Prosto pod nadpływającą miniłódź.
Jej kopuła była rozwalona, a kabina pusta. Widząc, że pędzi na niego “Bucior”, Austin przyciągnął kolana do piersi i mocno ścisnął je rękami. Już myślał, że skończy jak owad rozgnieciony na przedniej szybie samochodu, gdy wtem łódź lekko podskoczyła i przeszła tuż nad nim. Pływak boleśnie otarł mu się o ramię, a potem uderzyły w niego wtórne fale wywołane szeregiem mniejszych eksplozji, które skierowały go w ślad za łodzią. Tym razem nic go nie mogło zatrzymać, bo “Bucior” przebił się przez sieć.
Austin instynktownie pochwycił przewód, zacisnął zęby na ustniku i wciągnął potężny łyk powietrza. Aparat tlenowy działał. Szkło maski było popękane, bo przewody tlenowe uderzyły w nią z wielką siłą. Dobrze, że nie bezpośrednio w twarz. Zdarł z głowy bezużyteczną maskę.

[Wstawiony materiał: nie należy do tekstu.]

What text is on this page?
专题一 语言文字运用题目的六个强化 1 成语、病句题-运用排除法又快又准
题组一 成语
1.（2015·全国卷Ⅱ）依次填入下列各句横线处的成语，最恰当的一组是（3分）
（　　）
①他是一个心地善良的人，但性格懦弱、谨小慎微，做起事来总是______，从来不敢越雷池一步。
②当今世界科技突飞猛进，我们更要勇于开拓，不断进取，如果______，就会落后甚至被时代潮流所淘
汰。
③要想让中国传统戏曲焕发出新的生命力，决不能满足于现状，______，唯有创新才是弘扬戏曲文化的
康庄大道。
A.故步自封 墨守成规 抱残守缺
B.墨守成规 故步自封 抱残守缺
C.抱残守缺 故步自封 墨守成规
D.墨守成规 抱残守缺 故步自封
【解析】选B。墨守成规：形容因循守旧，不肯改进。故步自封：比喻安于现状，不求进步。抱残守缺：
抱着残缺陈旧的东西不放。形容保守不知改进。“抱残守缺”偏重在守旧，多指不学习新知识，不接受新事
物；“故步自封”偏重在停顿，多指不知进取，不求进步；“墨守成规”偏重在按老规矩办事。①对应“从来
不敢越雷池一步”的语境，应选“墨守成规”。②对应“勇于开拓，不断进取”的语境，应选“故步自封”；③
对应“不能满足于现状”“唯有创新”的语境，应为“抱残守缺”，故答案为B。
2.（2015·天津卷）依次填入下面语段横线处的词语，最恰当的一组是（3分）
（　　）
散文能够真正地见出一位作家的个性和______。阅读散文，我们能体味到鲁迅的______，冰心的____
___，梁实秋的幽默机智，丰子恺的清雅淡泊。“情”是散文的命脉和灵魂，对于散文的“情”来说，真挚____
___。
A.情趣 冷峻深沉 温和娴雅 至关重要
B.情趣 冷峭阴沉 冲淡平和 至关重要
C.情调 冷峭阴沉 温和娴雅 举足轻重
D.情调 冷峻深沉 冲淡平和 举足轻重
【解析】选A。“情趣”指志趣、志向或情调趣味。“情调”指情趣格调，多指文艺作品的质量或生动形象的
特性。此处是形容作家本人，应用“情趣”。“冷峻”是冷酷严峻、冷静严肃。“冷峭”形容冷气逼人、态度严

Należało jak najszybciej wypłynąć na powierzchnię, ale nie mógł zostawić Zavali. Obrócił się wokół własnej osi. Bez maski widział niewyraźnie, lecz po chwili dojrzał majaczącą fioletową plamę i popłynął ku niej. Zavala unosił się metr od dna. Z jego ust wydobywały się bąbelki.
Austin przysunął do twarzy Joego przewód z tlenem. Nie mając pewności, czy wetknął mu go w usta, bo gonił resztkami sil, a mózg zalewała mu czarna fala, sięgnął w dół, odpiął pas obciążający i szarpnął zawór kamizelki wypornościowej. Miał wrażenie, że znów coś wybuchło. A potem stracił przytomność.